PITTSBURGH – It’s a simple question with a very complicated answer: After winning the Presidents’ Trophy, do the Capitals need to win their second-round playoff series against the Pittsburgh Penguins to change the opinions of critics who believe anything short of an appearance in the Eastern Conference finals is considered a failure?
“I don’t know how to answer that,” Capitals coach Barry Trotz said Tuesday as his team again sat on the brink of elimination, trailing the Penguins three games to two entering tonight’s crucial Game 6 at Consol Energy Center. “I think (defenseman) Karl Alzner said it best. Every group is a different group.
“Organizationally, we would want to so you wouldn’t ask me that question every time I come up here. Realistically, we just gotta win this game and worry about that.”
The Capitals believe they answered their critics with Saturday night’s 3-1 win over the Penguins at Verizon Center. But they also believe that was just another brick in a foundation that Trotz began laying at the start of last season.
“Our team played well when we had some pressure,” Capitals captain Alex Ovechkin said. “Last game we showed it. We showed we have some trust in each other. The last game is over and tonight is going to be the biggest game of the year. We’re ready. We have (Brooks) Orpik back and it’s a good opportunity for us.”
Other than a potential Game 7 Thursday night at Verizon Center, there is nothing that can define the growth of the Capitals in the past two seasons under Trotz more than tonight’s game.
“We don’t know how the series is going to end, but we want to leave our best game out there,” Trotz said. “When our backs are against the wall a little bit we’ve been able to do that.
We don’t feel sorry for the position we’re in. We gotta get determined, come in here tonight and win a hockey game and see where that takes us.”
Tonight’s game is particularly important for Ovechkin, who desperately wants to shake the label of never having played in a conference final.
“Right now I don’t think about that kind of stuff,” Ovechkin said.
To be fair, Ovechkin has left his mark on these playoffs, not to mention a few Flyers and Penguins along the way. Through 11 games he has five goals and five assists and ranks first among NHL players in shots (56) and third in hits (55).
Evgeny Kuznetsov is still waiting to make his mark. After leading the Capitals and finishing seventh in the NHL with 77 points, the 23-year-old Russian has just one goal and one assist, along with a minus-4 rating in 11 playoff games.

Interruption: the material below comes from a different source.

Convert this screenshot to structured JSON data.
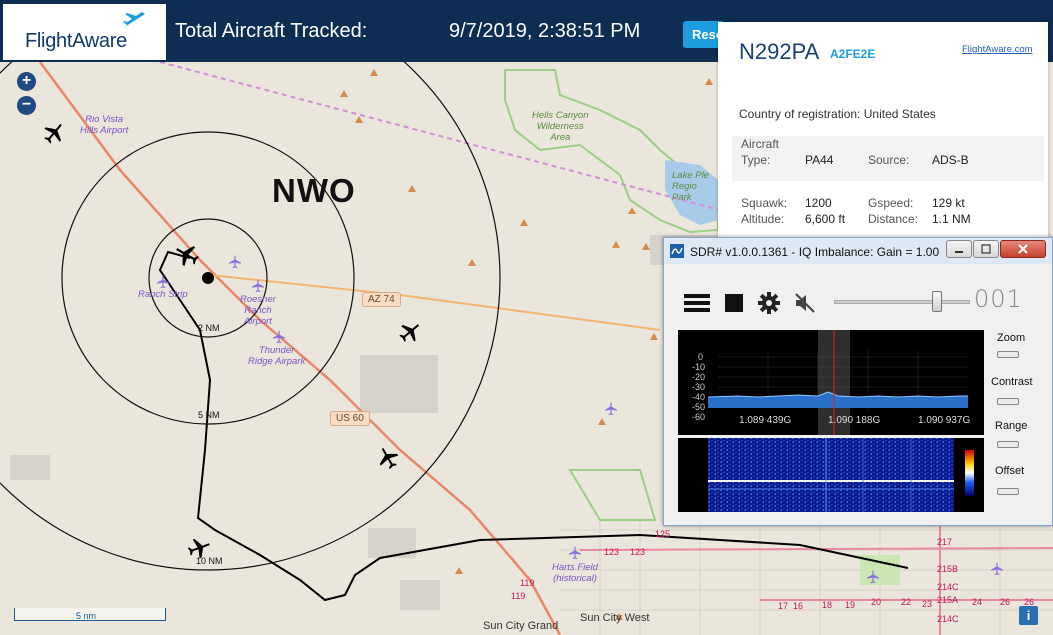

“It’s not easy,” Kuznetsov said. “All I want is to win the game today. It doesn’t matter who scores. Maybe I score five goals. Maybe somebody else scores five. It doesn’t matter. We just need to win the game. Of course you want to score goals and make assists, but when you get older you understand if you do something good for the team goals and assists come.”
That has been the message Trotz has been trying to drive home for Kuznetsov since he took over as coach last season, their first full season in Washington.
“I’ve talked to Kuzy all series and all year,” Trotz said. “He trusts his instincts and his ability. As a coach, you try to stay positive with all the good things he does with the puck, without the puck. You try to reinforce those habits and if you keep doing the right things over and over you break through. I liked his game last game, I thought he had a pretty good impact.”
Kuznetsov said he feels like he’s been improving each game, but unless he and his teammates can extend this series to a seventh game on Thursday, it might prove to be too little too late.
“You can see we are staying positive,” Kuznetsov said. “Before last game, we were down 3-1 and 75 percent of people said we are going to lose that game right? But no. There are lots of (fortitude) in this locker room, you know? Today we have to focus on one game.
“We’re not in the best position right now, but we’re still positive and you can see how guys smile. Not every team is smiling when they talk to media. We’re still positive because we trust in each other and we’re confident.”